Every North American TikTok user knows her voice.
On Wednesday, Canadian radio host and podcaster Kat Callaghan revealed to the internet that she’s one of the most popular text-to-speech voices on TikTok.
In a TikTok video of her own, Callaghan, a host of Scott & Kat After 9 on the Corus radio station 91.5 The Beat, addressed questions from her radio and podcast listeners about how similar her voice is to the text-to-speech voice.
Following narration from Callaghan’s TikTok vocal counterpart, she said, “Finally, I can tell you guys, it is me!”
As of this writing, the 12-second TikTok has been viewed over 20 million times. TikTok uses various local accents in different parts of the world, including a British male voice in the U.K.
“For a long time I didn’t say a word. But … yes it’s me and yes I have an ongoing awesome relationship with the folks at TikTok,” Callaghan wrote in the video’s caption. “The coolest part for me is watching the creativity & awesome content that people are putting out they’re using my voice.”
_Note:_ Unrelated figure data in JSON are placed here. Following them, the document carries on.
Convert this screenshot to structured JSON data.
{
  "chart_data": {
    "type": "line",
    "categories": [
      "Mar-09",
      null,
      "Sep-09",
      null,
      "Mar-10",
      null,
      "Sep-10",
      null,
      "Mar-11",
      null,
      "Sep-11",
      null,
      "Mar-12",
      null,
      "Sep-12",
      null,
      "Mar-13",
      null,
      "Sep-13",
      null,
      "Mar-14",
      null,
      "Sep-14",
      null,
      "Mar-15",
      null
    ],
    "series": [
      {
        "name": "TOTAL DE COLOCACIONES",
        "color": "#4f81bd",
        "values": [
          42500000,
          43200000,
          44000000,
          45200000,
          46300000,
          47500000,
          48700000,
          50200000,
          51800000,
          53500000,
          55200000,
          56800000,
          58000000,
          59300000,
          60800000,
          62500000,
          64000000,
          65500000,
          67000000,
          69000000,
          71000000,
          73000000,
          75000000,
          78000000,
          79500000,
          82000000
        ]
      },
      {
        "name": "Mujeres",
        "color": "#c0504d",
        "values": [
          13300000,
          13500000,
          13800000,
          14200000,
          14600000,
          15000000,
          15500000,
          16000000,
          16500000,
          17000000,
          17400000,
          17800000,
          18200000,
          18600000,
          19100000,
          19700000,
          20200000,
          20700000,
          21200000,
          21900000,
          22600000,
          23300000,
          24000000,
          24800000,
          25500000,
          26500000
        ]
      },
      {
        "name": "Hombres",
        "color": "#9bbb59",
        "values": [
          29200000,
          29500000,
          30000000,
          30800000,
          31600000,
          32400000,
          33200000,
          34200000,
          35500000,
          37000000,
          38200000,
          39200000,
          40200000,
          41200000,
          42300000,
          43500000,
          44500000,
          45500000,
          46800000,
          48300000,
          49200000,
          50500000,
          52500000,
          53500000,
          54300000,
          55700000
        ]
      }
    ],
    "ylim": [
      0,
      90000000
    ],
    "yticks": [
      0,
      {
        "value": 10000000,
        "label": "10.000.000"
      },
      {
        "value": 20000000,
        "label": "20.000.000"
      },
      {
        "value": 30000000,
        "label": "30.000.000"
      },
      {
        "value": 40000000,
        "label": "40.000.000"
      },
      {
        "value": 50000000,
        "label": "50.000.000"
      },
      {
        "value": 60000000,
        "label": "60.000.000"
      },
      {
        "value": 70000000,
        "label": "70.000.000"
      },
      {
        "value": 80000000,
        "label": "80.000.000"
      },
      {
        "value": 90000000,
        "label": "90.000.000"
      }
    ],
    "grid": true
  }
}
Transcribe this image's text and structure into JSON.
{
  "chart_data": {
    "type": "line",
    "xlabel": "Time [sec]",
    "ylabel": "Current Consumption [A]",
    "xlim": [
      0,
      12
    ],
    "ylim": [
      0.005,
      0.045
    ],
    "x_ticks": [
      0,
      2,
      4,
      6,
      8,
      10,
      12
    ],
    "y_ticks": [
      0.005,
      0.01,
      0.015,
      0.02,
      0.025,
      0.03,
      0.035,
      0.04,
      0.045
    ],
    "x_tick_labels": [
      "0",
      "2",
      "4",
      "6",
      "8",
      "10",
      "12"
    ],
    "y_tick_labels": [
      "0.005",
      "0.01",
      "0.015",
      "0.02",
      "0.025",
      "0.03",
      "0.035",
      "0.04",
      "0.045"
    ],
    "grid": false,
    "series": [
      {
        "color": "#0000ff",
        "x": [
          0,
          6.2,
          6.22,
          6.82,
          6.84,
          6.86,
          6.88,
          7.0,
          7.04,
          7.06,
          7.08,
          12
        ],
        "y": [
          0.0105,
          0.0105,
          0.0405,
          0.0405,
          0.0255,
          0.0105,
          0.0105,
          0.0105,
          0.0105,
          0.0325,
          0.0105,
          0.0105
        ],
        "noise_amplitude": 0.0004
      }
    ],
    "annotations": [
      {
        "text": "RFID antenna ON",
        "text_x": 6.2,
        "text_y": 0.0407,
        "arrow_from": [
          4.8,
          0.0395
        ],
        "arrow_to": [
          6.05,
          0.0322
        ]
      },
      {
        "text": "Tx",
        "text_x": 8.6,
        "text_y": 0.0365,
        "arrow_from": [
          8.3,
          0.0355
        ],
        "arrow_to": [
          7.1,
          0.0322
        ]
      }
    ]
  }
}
On Saturday, Callaghan posted a follow-up video in response to the many skeptical comments from users unsure if she really was the TikTok voice.
In the video, Callaghan again confirmed that it is indeed her.
Finally, she gave viewers what they had been begging for: a recreation of the unique TikTok text-to-speech voice.
“Yes, I’m the TikTok text-to-speech girl,” she said in the voice’s signature choppy cadence. “My name is Kat. I work with TikTok on TTS (text-to-speech) and other projects.”
Callaghan even joked that TikTok users are likely sick of hearing her voice.
“I am sick of my voice,” she sympathized.
TikTok users have long since enjoyed playing with the app’s text-to-speech feature, causing Callaghan’s digital voice to make some wild statements.
“Sometimes, you guys make me say some pretty horrendous things,” Callaghan said. “It’s pretty messed up, but I kind of think it’s funny.”
Last year, Callaghan became the new text-to-speech voice after another Ontario voice actor sued TikTok for using her voice in the function.
Bev Standing claimed she recorded 10,000 sentences for the state-backed Chinese Institute of Acoustics research body in 2018. She sued the app and claimed videos with “foul and offensive language” using her text-to-speech voice caused her reputation “irreparable harm.”
In September, TikTok reportedly settled the lawsuit with Standing for an undisclosed amount of financial compensation.
91.5 The Beat and Global News are both properties of Corus Entertainment.